Vogue UK’in 1966 Mart sayısının kapağı, Donyale Luna. Vogue kapağında ilk defa bir siyah manken görüyoruz.

ABD ise bunu neredeyse 10 yıl geriden takip edebildi. Sonrasında 80’ler ve 90’ların ünlü Naomi Campbell, Beverly Johnson ve Tyra Banks gibi modellerini tanıdık. Fakat hala beyaz harici ırklar “egzotik” denip nesneleştirilen “under-represented” (temsil edilmeyen) bir kitleydi.

Tabii ki bunda, moda endüstrisine yön veren makamlarda oturanların kimliklerinin payı olduğu da söylenebilir. Ya da belki eşitlik talebinin bu zamana kadar yeterince güçlü seslendirilemeyişi. Sebebi ne olursa olsun, anaakım moda, bugünlere oldukça gerçek dışı, sürdürülemez ve dışlayıcı bir görünümle taşındı.

Fakat 80’lerden sonra nüveleri görülen, son on yılda ise iyice yükselen değerler önce çoğulculuk onu müteakiben kapsayıcılık oldu. Bu da giysileri tasarlarken ve tanıtımlarını yaparken gerçek dünyayı ve tüketici kitlesini göz önünde bulundurmaya önem verilmesi sonucuna yol açtı.

Belki, milyarlarca dolarlık moda sektörünün yeni pazarlara daha güçlü girmek ve tüketiciyle bağ kurmak istemesinin de bunda payı vardır. Belki, Ortadoğu’daki, Uzak Asya’daki kadınlar, kendilerine daha çok benzeyen modeller görünce bu markaların ürünlerini daha çok satın alacaklardır. Belki, üst segment beyaz Avrupalı müşteri de bu kadar sınırlı ve tek tip bir kimlik algısından sıkılmıştır. Ardındaki itici güçlerden bağımsız olarak, modanın ve estetik algısının, çok sesliliğe alan açmış olması olumlu bir gelişme.




Vogue Britanya



Harper’s Bazaar İtalya



Vogue Britanya



Maye Musk, ünlü model 1948 doğumu ve kariyerinin zirvesini yaşıyor.

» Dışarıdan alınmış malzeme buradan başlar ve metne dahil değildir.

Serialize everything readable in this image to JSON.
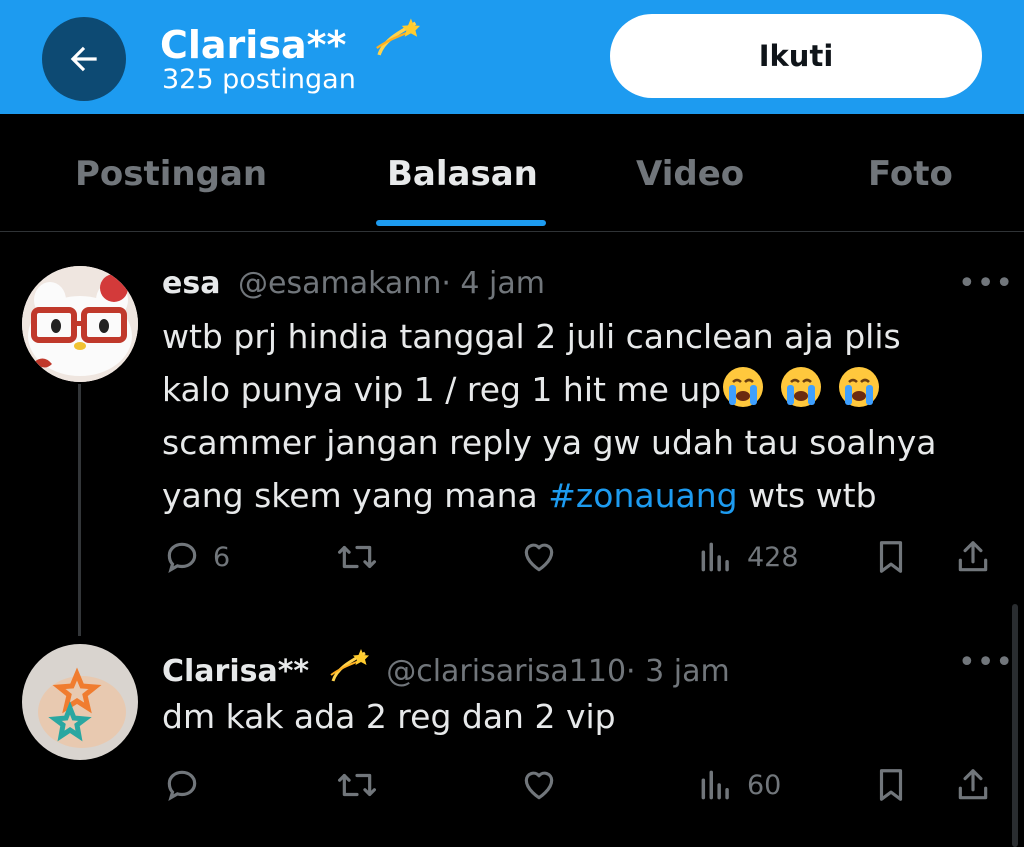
{
  "header": {
    "name": "Clarisa**",
    "name_emoji": "dizzy-emoji",
    "post_count": "325 postingan",
    "follow_label": "Ikuti",
    "accent_color": "#1d9bf0"
  },
  "tabs": [
    {
      "label": "Postingan",
      "active": false
    },
    {
      "label": "Balasan",
      "active": true
    },
    {
      "label": "Video",
      "active": false
    },
    {
      "label": "Foto",
      "active": false
    }
  ],
  "tweets": [
    {
      "name": "esa",
      "handle": "@esamakann",
      "time": "· 4 jam",
      "text_line1": "wtb prj hindia tanggal 2 juli canclean aja plis",
      "text_line2": "kalo punya vip 1 / reg 1 hit me up",
      "text_line2_emoji": "loudly-crying-face-emoji x3",
      "text_line3": "scammer jangan reply ya gw udah tau soalnya",
      "text_line4_pre": "yang skem yang mana ",
      "hashtag": "#zonauang",
      "text_line4_post": " wts wtb",
      "replies": "6",
      "reposts": "",
      "likes": "",
      "views": "428"
    },
    {
      "name": "Clarisa**",
      "name_emoji": "dizzy-emoji",
      "handle": "@clarisarisa110",
      "time": "· 3 jam",
      "text": "dm kak ada 2 reg dan 2 vip",
      "replies": "",
      "reposts": "",
      "likes": "",
      "views": "60"
    }
  ],
  "more_glyph": "•••"
}
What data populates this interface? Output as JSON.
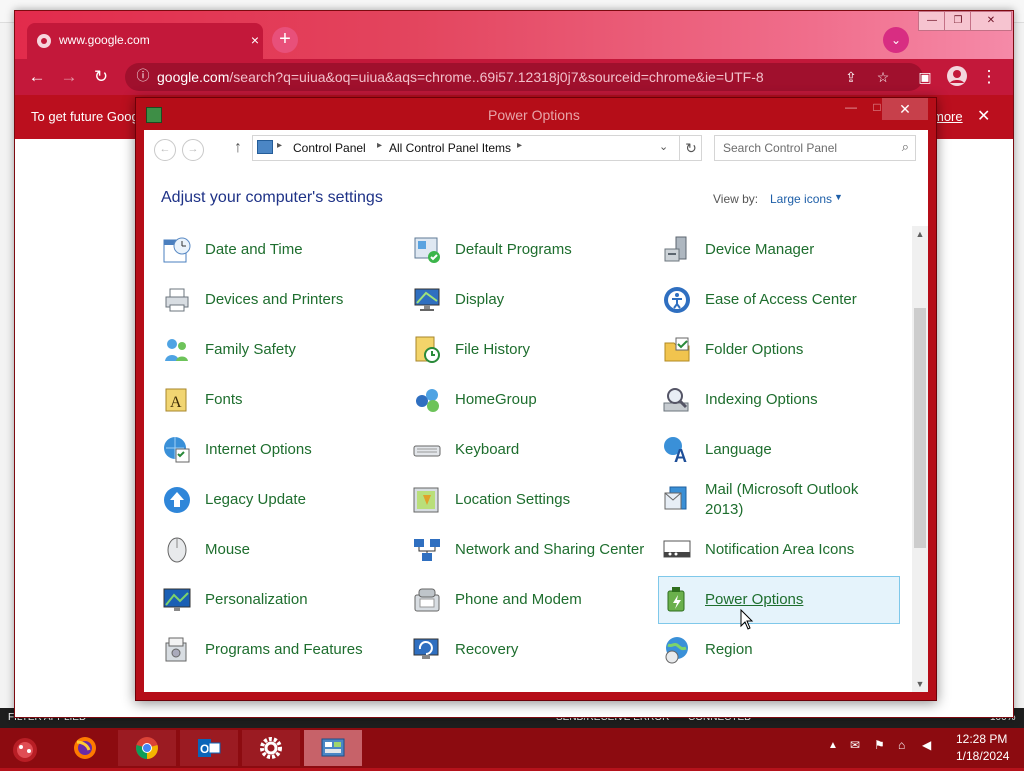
{
  "browser": {
    "tab_title": "www.google.com",
    "tab_close": "×",
    "new_tab": "+",
    "tab_search": "⌄",
    "url_host": "google.com",
    "url_rest": "/search?q=uiua&oq=uiua&aqs=chrome..69i57.12318j0j7&sourceid=chrome&ie=UTF-8",
    "info_text_left": "To get future Goog",
    "info_text_right": "more",
    "window_min": "—",
    "window_max": "❐",
    "window_close": "✕"
  },
  "control_panel": {
    "window_title": "Power Options",
    "close_glyph": "✕",
    "breadcrumb": [
      "Control Panel",
      "All Control Panel Items"
    ],
    "search_placeholder": "Search Control Panel",
    "heading": "Adjust your computer's settings",
    "view_by_label": "View by:",
    "view_by_value": "Large icons",
    "items": [
      {
        "label": "Date and Time",
        "icon": "calendar-clock-icon"
      },
      {
        "label": "Default Programs",
        "icon": "default-programs-icon"
      },
      {
        "label": "Device Manager",
        "icon": "device-manager-icon"
      },
      {
        "label": "Devices and Printers",
        "icon": "printer-icon"
      },
      {
        "label": "Display",
        "icon": "monitor-icon"
      },
      {
        "label": "Ease of Access Center",
        "icon": "ease-of-access-icon"
      },
      {
        "label": "Family Safety",
        "icon": "family-safety-icon"
      },
      {
        "label": "File History",
        "icon": "file-history-icon"
      },
      {
        "label": "Folder Options",
        "icon": "folder-options-icon"
      },
      {
        "label": "Fonts",
        "icon": "fonts-icon"
      },
      {
        "label": "HomeGroup",
        "icon": "homegroup-icon"
      },
      {
        "label": "Indexing Options",
        "icon": "indexing-icon"
      },
      {
        "label": "Internet Options",
        "icon": "internet-options-icon"
      },
      {
        "label": "Keyboard",
        "icon": "keyboard-icon"
      },
      {
        "label": "Language",
        "icon": "language-icon"
      },
      {
        "label": "Legacy Update",
        "icon": "legacy-update-icon"
      },
      {
        "label": "Location Settings",
        "icon": "location-icon"
      },
      {
        "label": "Mail (Microsoft Outlook 2013)",
        "icon": "mail-icon"
      },
      {
        "label": "Mouse",
        "icon": "mouse-icon"
      },
      {
        "label": "Network and Sharing Center",
        "icon": "network-icon"
      },
      {
        "label": "Notification Area Icons",
        "icon": "notification-area-icon"
      },
      {
        "label": "Personalization",
        "icon": "personalization-icon"
      },
      {
        "label": "Phone and Modem",
        "icon": "phone-modem-icon"
      },
      {
        "label": "Power Options",
        "icon": "power-options-icon"
      },
      {
        "label": "Programs and Features",
        "icon": "programs-features-icon"
      },
      {
        "label": "Recovery",
        "icon": "recovery-icon"
      },
      {
        "label": "Region",
        "icon": "region-icon"
      }
    ],
    "hovered_item": "Power Options"
  },
  "outlook_status": {
    "left": "FILTER APPLIED",
    "middle": "SEND/RECEIVE ERROR",
    "connected": "CONNECTED",
    "zoom": "100%"
  },
  "taskbar": {
    "apps": [
      {
        "name": "firefox",
        "icon": "firefox-icon"
      },
      {
        "name": "chrome",
        "icon": "chrome-icon"
      },
      {
        "name": "outlook",
        "icon": "outlook-icon"
      },
      {
        "name": "settings",
        "icon": "settings-gear-icon"
      },
      {
        "name": "control-panel",
        "icon": "control-panel-icon"
      }
    ],
    "time": "12:28 PM",
    "date": "1/18/2024"
  },
  "colors": {
    "accent_red": "#c3183a",
    "link_green": "#1e6e2e",
    "heading_blue": "#1e3287",
    "hover_bg": "#e5f3fb"
  }
}
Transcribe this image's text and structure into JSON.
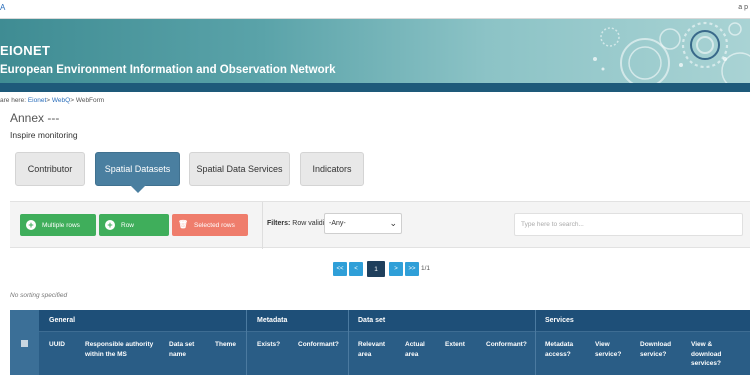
{
  "topbar": {
    "left_fragment": "A",
    "right_fragment": "a p"
  },
  "header": {
    "brand": "EIONET",
    "subtitle": "European Environment Information and Observation Network"
  },
  "breadcrumb": {
    "prefix": "are here:",
    "items": [
      "Eionet",
      "WebQ",
      "WebForm"
    ],
    "separator": ">"
  },
  "page": {
    "title": "Annex ---",
    "subtitle": "Inspire monitoring"
  },
  "tabs": [
    {
      "label": "Contributor",
      "active": false
    },
    {
      "label": "Spatial Datasets",
      "active": true
    },
    {
      "label": "Spatial Data Services",
      "active": false
    },
    {
      "label": "Indicators",
      "active": false
    }
  ],
  "toolbar": {
    "multiple_rows_label": "Multiple rows",
    "row_label": "Row",
    "selected_rows_label": "Selected rows",
    "filters_label": "Filters:",
    "row_validity_label": "Row validity",
    "row_validity_value": "-Any-",
    "search_placeholder": "Type here to search..."
  },
  "pagination": {
    "first": "<<",
    "prev": "<",
    "current": "1",
    "next": ">",
    "last": ">>",
    "info": "1/1"
  },
  "sorting_note": "No sorting specified",
  "table": {
    "groups": [
      "General",
      "Metadata",
      "Data set",
      "Services"
    ],
    "columns": [
      "UUID",
      "Responsible authority within the MS",
      "Data set name",
      "Theme",
      "Exists?",
      "Conformant?",
      "Relevant area",
      "Actual area",
      "Extent",
      "Conformant?",
      "Metadata access?",
      "View service?",
      "Download service?",
      "View & download services?"
    ]
  },
  "colors": {
    "banner_teal": "#5aa3a9",
    "tab_active": "#4a7fa0",
    "button_green": "#3fae5b",
    "button_red": "#ef7d6c",
    "pagination_blue": "#2f9fd8",
    "table_header": "#2a5d86"
  }
}
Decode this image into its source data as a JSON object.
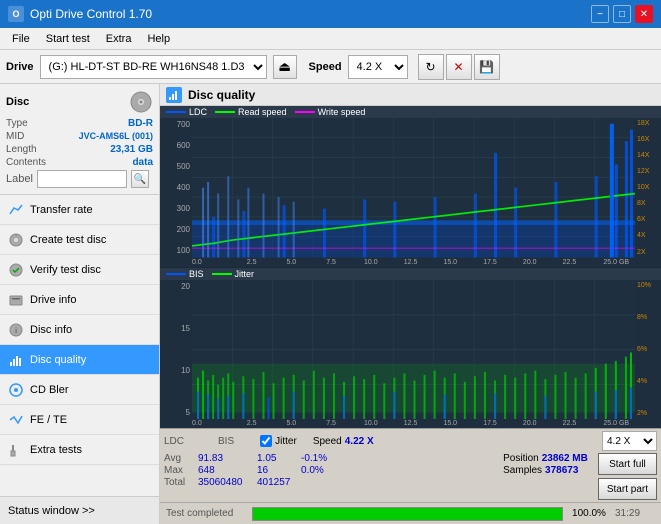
{
  "titleBar": {
    "title": "Opti Drive Control 1.70",
    "icon": "O",
    "minimizeLabel": "−",
    "maximizeLabel": "□",
    "closeLabel": "✕"
  },
  "menuBar": {
    "items": [
      "File",
      "Start test",
      "Extra",
      "Help"
    ]
  },
  "driveBar": {
    "label": "Drive",
    "driveValue": "(G:)  HL-DT-ST BD-RE  WH16NS48 1.D3",
    "speedLabel": "Speed",
    "speedValue": "4.2 X"
  },
  "disc": {
    "title": "Disc",
    "typeLabel": "Type",
    "typeValue": "BD-R",
    "midLabel": "MID",
    "midValue": "JVC-AMS6L (001)",
    "lengthLabel": "Length",
    "lengthValue": "23,31 GB",
    "contentsLabel": "Contents",
    "contentsValue": "data",
    "labelLabel": "Label",
    "labelValue": ""
  },
  "nav": {
    "items": [
      {
        "id": "transfer-rate",
        "label": "Transfer rate",
        "icon": "📈"
      },
      {
        "id": "create-test-disc",
        "label": "Create test disc",
        "icon": "💿"
      },
      {
        "id": "verify-test-disc",
        "label": "Verify test disc",
        "icon": "✔"
      },
      {
        "id": "drive-info",
        "label": "Drive info",
        "icon": "ℹ"
      },
      {
        "id": "disc-info",
        "label": "Disc info",
        "icon": "📋"
      },
      {
        "id": "disc-quality",
        "label": "Disc quality",
        "icon": "📊",
        "active": true
      },
      {
        "id": "cd-bler",
        "label": "CD Bler",
        "icon": "🔵"
      },
      {
        "id": "fe-te",
        "label": "FE / TE",
        "icon": "📉"
      },
      {
        "id": "extra-tests",
        "label": "Extra tests",
        "icon": "🔬"
      }
    ]
  },
  "statusWindow": {
    "label": "Status window >>",
    "text": "Test completed"
  },
  "discQuality": {
    "title": "Disc quality",
    "legend": {
      "ldc": "LDC",
      "readSpeed": "Read speed",
      "writeSpeed": "Write speed",
      "bis": "BIS",
      "jitter": "Jitter"
    }
  },
  "topChart": {
    "yLabels": [
      "700",
      "600",
      "500",
      "400",
      "300",
      "200",
      "100"
    ],
    "yLabelsRight": [
      "18X",
      "16X",
      "14X",
      "12X",
      "10X",
      "8X",
      "6X",
      "4X",
      "2X"
    ],
    "xLabels": [
      "0.0",
      "2.5",
      "5.0",
      "7.5",
      "10.0",
      "12.5",
      "15.0",
      "17.5",
      "20.0",
      "22.5",
      "25.0 GB"
    ]
  },
  "bottomChart": {
    "yLabels": [
      "20",
      "15",
      "10",
      "5"
    ],
    "yLabelsRight": [
      "10%",
      "8%",
      "6%",
      "4%",
      "2%"
    ],
    "xLabels": [
      "0.0",
      "2.5",
      "5.0",
      "7.5",
      "10.0",
      "12.5",
      "15.0",
      "17.5",
      "20.0",
      "22.5",
      "25.0 GB"
    ]
  },
  "stats": {
    "ldcLabel": "LDC",
    "bisLabel": "BIS",
    "jitterChecked": true,
    "jitterLabel": "Jitter",
    "speedLabel": "Speed",
    "speedValue": "4.22 X",
    "positionLabel": "Position",
    "positionValue": "23862 MB",
    "samplesLabel": "Samples",
    "samplesValue": "378673",
    "avgLabel": "Avg",
    "avgLdc": "91.83",
    "avgBis": "1.05",
    "avgJitter": "-0.1%",
    "maxLabel": "Max",
    "maxLdc": "648",
    "maxBis": "16",
    "maxJitter": "0.0%",
    "totalLabel": "Total",
    "totalLdc": "35060480",
    "totalBis": "401257",
    "totalJitter": ""
  },
  "speedSelector": {
    "value": "4.2 X"
  },
  "buttons": {
    "startFull": "Start full",
    "startPart": "Start part"
  },
  "progress": {
    "statusText": "Test completed",
    "percentage": "100.0%",
    "fillPercent": 100,
    "time": "31:29"
  },
  "colors": {
    "ldc": "#0066ff",
    "readSpeed": "#00ff00",
    "writeSpeed": "#ff00ff",
    "bis": "#0066ff",
    "jitter": "#00ff00",
    "chartBg": "#1e3040",
    "progressFill": "#00cc00"
  }
}
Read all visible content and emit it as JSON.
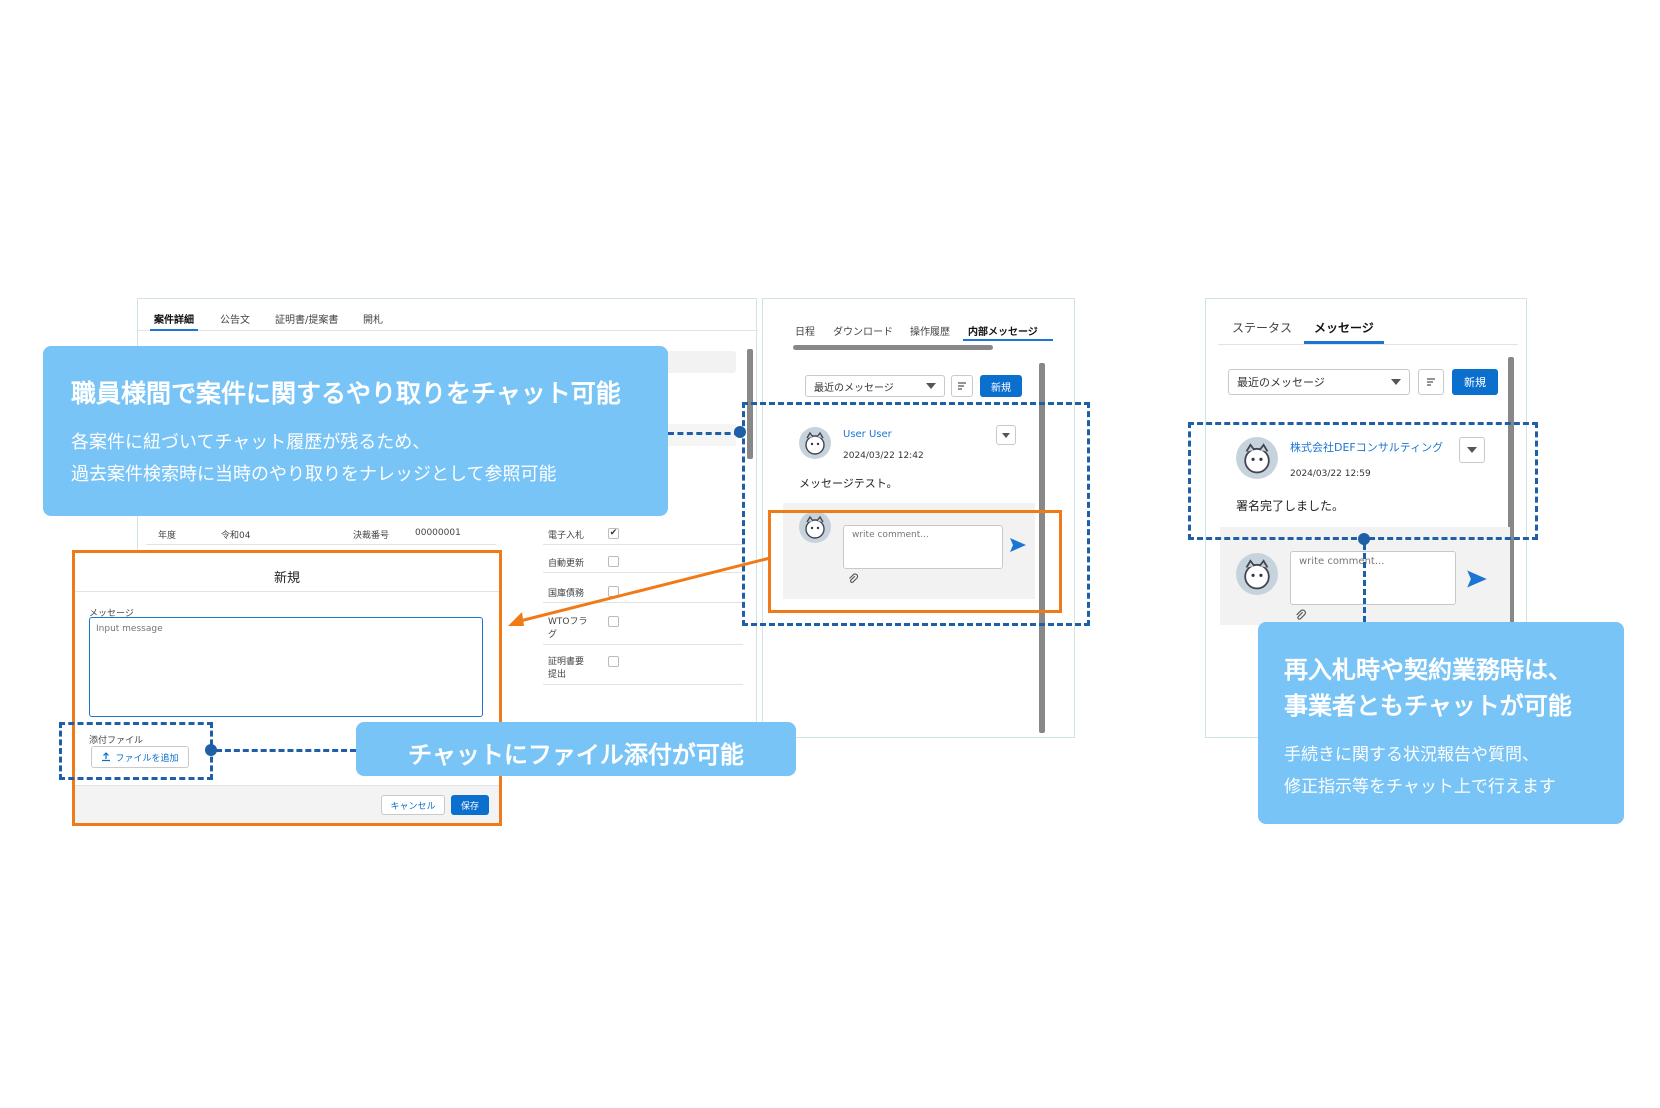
{
  "left_app": {
    "tabs": [
      "案件詳細",
      "公告文",
      "証明書/提案書",
      "開札"
    ],
    "fields": {
      "year_label": "年度",
      "year_value": "令和04",
      "decision_label": "決裁番号",
      "decision_value": "00000001",
      "checks": [
        {
          "label": "電子入札",
          "checked": true,
          "mark": "✔"
        },
        {
          "label": "自動更新",
          "checked": false,
          "mark": ""
        },
        {
          "label": "国庫債務",
          "checked": false,
          "mark": ""
        },
        {
          "label": "WTOフラグ",
          "checked": false,
          "mark": ""
        },
        {
          "label": "証明書要提出",
          "checked": false,
          "mark": ""
        }
      ]
    }
  },
  "modal": {
    "title": "新規",
    "message_label": "メッセージ",
    "message_placeholder": "Input message",
    "attach_label": "添付ファイル",
    "add_file_label": "ファイルを追加",
    "cancel_label": "キャンセル",
    "save_label": "保存"
  },
  "middle_panel": {
    "tabs": [
      "日程",
      "ダウンロード",
      "操作履歴",
      "内部メッセージ"
    ],
    "filter": "最近のメッセージ",
    "new_label": "新規",
    "post": {
      "author": "User User",
      "timestamp": "2024/03/22 12:42",
      "message": "メッセージテスト。"
    },
    "comment_placeholder": "write comment..."
  },
  "right_panel": {
    "tabs": [
      "ステータス",
      "メッセージ"
    ],
    "filter": "最近のメッセージ",
    "new_label": "新規",
    "post": {
      "author": "株式会社DEFコンサルティング",
      "timestamp": "2024/03/22 12:59",
      "message": "署名完了しました。"
    },
    "comment_placeholder": "write comment..."
  },
  "callouts": {
    "top": {
      "title": "職員様間で案件に関するやり取りをチャット可能",
      "line1": "各案件に紐づいてチャット履歴が残るため、",
      "line2": "過去案件検索時に当時のやり取りをナレッジとして参照可能"
    },
    "attach": {
      "title": "チャットにファイル添付が可能"
    },
    "right": {
      "title1": "再入札時や契約業務時は、",
      "title2": "事業者ともチャットが可能",
      "line1": "手続きに関する状況報告や質問、",
      "line2": "修正指示等をチャット上で行えます"
    }
  },
  "colors": {
    "accent_blue": "#0b6fce",
    "callout_blue": "#79c4f6",
    "dash_blue": "#1f5fa8",
    "highlight_orange": "#f07a17"
  }
}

Mesela bu fotoğraftaki kadın Apo Maria (Whang-Od) 106 yaşında, geleneksel Filipin Kalinga dövme sanatının en yaşlı ustası, “mambabatok” diye de biliniyor. Aslında sadece erkeklere mahsus addedilen bir iş yapıyor ve zanaatini sadece kadınlara öğretiyor. 16 yaşından beri de bu işle uğraşıyormuş. Ve Filipinler Vogue’un kapağında gücüne ve güzelliğine atıfla yer aldı.




Buradaki model Ugbad Abdi, geçen yıl Vogue’un 130. yılını kutlamak için yapılan defileden.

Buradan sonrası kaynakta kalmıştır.